Melanic Black Arches, Homefield Wood 20th July 

It was also nice to see August Thorn and September Thorn side-by-side because I've struggled with this pair in the past and I'm sure others do too!  When at rest the August Thorn (upper) holds its wings at a lower angle and the two cross lines remain fairly widely spaced when they reach the lower edge of the forewing.  September Thorn (lower), which is a 'chunkier' moth, holds its wings higher and the cross-lines come much closer together at the lower edge of the forewing. 

Amongst the micros at Homefield Wood, Pseudopostega crepusculella appeared again and Monochroa cytisella was out in numbers (16 seen).  My best find, though, was what I hope is the crambid Pediasia contaminella which, if correct, appears to be only about the fourth record for Bucks.
Possible Pediasia contaminella, Homefield Wood 20th July
While at the wood I completed a torchlight survey of the dark mullein growing there.  More than 200 plants were checked altogether and eight Striped Lychnis caterpillars were found, one in BBOWT's meadow area and the rest along the main Forestry Commission ride.
Dave Wilton


  1. Nice comparison shot of the two Thorns, Dave - would also like to see a Clouded Magpie - is there anywhere near to Aylesbury that you've seen them?

  2. 23 Clouded Magpies! The Black Arches is quite a variable moth normally. My question is, did you notice much variation between the Clouded Magpies? They are closely related to Magpies, which certainly vary a lot.
    The Pediasia is quite a rare moth, was that in woodland or on meadow-land?

  3. One of the reasons for getting FC permission to trap regularly in Homefield this year was the amount of wych elm in certain areas of the wood.
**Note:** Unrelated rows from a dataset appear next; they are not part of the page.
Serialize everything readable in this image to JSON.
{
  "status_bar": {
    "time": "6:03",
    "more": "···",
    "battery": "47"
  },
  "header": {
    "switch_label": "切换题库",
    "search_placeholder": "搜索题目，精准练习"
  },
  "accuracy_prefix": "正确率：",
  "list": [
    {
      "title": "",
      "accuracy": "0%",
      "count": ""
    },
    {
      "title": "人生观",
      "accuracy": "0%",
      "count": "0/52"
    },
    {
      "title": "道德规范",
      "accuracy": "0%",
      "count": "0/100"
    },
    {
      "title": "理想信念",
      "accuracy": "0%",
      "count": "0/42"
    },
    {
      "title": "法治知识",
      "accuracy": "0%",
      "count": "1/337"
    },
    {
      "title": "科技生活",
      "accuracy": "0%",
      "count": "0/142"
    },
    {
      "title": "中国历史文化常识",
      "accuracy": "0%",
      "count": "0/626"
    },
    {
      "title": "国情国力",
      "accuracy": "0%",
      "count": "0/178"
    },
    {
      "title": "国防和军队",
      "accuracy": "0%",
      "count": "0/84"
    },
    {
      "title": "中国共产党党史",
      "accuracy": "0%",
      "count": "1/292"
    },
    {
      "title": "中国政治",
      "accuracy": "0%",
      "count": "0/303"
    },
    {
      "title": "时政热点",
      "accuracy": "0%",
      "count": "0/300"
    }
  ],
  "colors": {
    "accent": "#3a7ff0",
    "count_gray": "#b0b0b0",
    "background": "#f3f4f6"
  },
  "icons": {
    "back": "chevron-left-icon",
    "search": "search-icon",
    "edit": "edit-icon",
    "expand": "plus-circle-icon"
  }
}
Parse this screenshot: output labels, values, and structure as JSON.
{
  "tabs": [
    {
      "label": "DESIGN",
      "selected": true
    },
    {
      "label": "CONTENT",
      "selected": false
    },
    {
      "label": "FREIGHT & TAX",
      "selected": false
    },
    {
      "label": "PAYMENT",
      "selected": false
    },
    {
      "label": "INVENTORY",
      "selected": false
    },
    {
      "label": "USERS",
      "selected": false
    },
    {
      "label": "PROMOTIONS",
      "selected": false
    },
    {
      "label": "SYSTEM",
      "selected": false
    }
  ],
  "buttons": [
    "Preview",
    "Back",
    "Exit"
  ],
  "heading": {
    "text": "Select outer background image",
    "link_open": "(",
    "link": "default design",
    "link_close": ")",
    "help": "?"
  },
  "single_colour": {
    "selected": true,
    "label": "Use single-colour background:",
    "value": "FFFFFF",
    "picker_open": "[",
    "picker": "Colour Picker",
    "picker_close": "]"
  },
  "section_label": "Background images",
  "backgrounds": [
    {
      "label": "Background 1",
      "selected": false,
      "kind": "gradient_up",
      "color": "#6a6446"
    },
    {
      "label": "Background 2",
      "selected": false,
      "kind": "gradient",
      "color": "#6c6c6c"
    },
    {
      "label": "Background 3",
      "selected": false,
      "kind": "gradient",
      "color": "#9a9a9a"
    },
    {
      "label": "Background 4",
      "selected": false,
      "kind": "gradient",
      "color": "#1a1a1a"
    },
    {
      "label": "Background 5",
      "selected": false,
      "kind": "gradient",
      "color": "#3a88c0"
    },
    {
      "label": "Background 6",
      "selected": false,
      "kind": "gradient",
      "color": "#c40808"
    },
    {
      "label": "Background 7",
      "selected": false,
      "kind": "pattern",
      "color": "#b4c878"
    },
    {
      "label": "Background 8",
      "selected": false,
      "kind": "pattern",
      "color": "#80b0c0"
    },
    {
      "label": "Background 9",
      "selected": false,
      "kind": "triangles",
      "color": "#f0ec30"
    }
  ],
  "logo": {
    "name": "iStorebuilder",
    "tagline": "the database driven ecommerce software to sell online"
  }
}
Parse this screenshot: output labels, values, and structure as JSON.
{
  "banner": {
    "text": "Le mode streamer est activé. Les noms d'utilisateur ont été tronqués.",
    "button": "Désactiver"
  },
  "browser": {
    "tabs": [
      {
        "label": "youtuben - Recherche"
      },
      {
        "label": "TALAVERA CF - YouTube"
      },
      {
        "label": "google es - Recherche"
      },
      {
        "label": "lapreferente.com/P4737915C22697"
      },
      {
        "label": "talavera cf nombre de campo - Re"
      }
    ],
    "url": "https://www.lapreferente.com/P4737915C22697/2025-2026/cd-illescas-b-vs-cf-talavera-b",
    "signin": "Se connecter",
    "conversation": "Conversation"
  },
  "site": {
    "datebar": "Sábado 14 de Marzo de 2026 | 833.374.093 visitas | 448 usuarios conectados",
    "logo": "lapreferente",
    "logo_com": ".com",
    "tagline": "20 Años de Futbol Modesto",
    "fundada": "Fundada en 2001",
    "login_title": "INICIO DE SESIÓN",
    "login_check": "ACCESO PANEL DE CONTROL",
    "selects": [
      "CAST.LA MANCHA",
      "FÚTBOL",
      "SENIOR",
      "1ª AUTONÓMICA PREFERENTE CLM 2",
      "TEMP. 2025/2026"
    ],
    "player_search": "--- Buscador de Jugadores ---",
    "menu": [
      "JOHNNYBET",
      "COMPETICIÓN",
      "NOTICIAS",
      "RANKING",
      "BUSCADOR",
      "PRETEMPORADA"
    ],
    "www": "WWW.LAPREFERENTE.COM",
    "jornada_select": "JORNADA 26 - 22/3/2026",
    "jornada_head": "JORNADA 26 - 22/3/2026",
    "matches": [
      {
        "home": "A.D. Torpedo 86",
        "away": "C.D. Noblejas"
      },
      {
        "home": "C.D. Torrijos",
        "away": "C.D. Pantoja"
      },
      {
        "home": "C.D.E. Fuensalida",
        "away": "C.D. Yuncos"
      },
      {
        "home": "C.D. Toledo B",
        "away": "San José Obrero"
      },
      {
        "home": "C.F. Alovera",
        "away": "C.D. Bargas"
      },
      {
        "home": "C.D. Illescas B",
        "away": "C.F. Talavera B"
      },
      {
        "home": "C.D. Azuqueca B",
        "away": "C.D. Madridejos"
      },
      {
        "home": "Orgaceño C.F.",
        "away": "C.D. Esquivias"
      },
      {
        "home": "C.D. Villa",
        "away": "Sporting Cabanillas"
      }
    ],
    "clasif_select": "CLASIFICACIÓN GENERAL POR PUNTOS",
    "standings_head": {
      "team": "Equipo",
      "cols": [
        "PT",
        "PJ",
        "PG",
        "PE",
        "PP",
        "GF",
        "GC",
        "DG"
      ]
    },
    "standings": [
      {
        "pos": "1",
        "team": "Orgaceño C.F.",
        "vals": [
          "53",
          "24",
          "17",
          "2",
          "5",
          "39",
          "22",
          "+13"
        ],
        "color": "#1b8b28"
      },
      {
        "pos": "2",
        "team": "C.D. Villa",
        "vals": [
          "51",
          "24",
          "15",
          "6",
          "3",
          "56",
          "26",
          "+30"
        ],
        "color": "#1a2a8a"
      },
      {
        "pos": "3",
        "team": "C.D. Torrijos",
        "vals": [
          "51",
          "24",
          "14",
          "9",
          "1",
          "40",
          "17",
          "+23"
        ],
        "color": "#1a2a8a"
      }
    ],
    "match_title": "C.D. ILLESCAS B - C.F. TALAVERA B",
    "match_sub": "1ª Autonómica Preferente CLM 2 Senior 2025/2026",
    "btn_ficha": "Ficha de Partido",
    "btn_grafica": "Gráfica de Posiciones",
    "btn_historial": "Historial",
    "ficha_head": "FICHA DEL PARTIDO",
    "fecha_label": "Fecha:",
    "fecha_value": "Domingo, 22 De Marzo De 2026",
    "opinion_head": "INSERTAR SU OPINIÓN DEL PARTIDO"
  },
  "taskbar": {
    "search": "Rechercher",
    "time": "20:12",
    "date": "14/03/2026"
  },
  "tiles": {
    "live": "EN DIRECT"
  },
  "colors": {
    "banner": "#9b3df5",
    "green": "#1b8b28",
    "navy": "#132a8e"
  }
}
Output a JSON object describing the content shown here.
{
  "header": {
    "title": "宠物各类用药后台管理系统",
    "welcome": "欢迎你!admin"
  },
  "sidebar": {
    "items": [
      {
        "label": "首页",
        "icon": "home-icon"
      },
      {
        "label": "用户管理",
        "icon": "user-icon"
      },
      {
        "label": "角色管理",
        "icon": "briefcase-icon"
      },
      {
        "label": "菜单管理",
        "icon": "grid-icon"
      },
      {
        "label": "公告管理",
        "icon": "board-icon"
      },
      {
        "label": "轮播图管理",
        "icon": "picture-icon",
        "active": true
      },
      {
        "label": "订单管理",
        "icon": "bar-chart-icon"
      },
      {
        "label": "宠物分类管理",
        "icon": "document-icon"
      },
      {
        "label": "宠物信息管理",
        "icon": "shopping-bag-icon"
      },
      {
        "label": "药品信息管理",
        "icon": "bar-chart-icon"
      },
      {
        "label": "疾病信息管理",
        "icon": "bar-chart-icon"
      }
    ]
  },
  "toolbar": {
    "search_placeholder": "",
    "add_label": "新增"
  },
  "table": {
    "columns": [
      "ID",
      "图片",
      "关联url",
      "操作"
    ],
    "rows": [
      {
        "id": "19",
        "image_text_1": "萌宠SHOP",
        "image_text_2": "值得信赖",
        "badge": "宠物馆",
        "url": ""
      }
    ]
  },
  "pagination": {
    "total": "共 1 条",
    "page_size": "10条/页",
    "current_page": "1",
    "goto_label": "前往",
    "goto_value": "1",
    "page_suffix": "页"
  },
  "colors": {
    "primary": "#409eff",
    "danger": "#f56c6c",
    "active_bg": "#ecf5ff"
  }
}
It has previous records for typical elm feeders such as Blomer's Rivulet, Clouded Magpie and Lesser-spotted Pinion which are quite difficult to find in Bucks these days. Clouded Magpie is obviously still doing quite well there, even if Blomer's isn't! I didn't look too closely at every one but didn't notice any significant variation at all.

    The fact that the Pediasia was caught on a ride cross-roads deep in the heart of the wood was what made me think that it needed to be checked because the books suggest that its habitat is typically open areas of dry grassland such as golf courses. However, two of the three other Bucks records (confirmed by dissection) are from the RIS trap at Burnham Beeches which is also sited in woodland. It either wanders occasionally or else people have been looking for it in the wrong places!

    1. Do people go looking for it?! It surely suffers from being a non-descript grass moth and maybe it's under-recorded. I've encountered it once, at Croxley Common Moor in Herts. This is open country, a bit scrubby in places and half dry-ish and half marshy. Typically, I suspect, it was a make-weight I took in 2012 and only bothered to dissect this year, in the winter!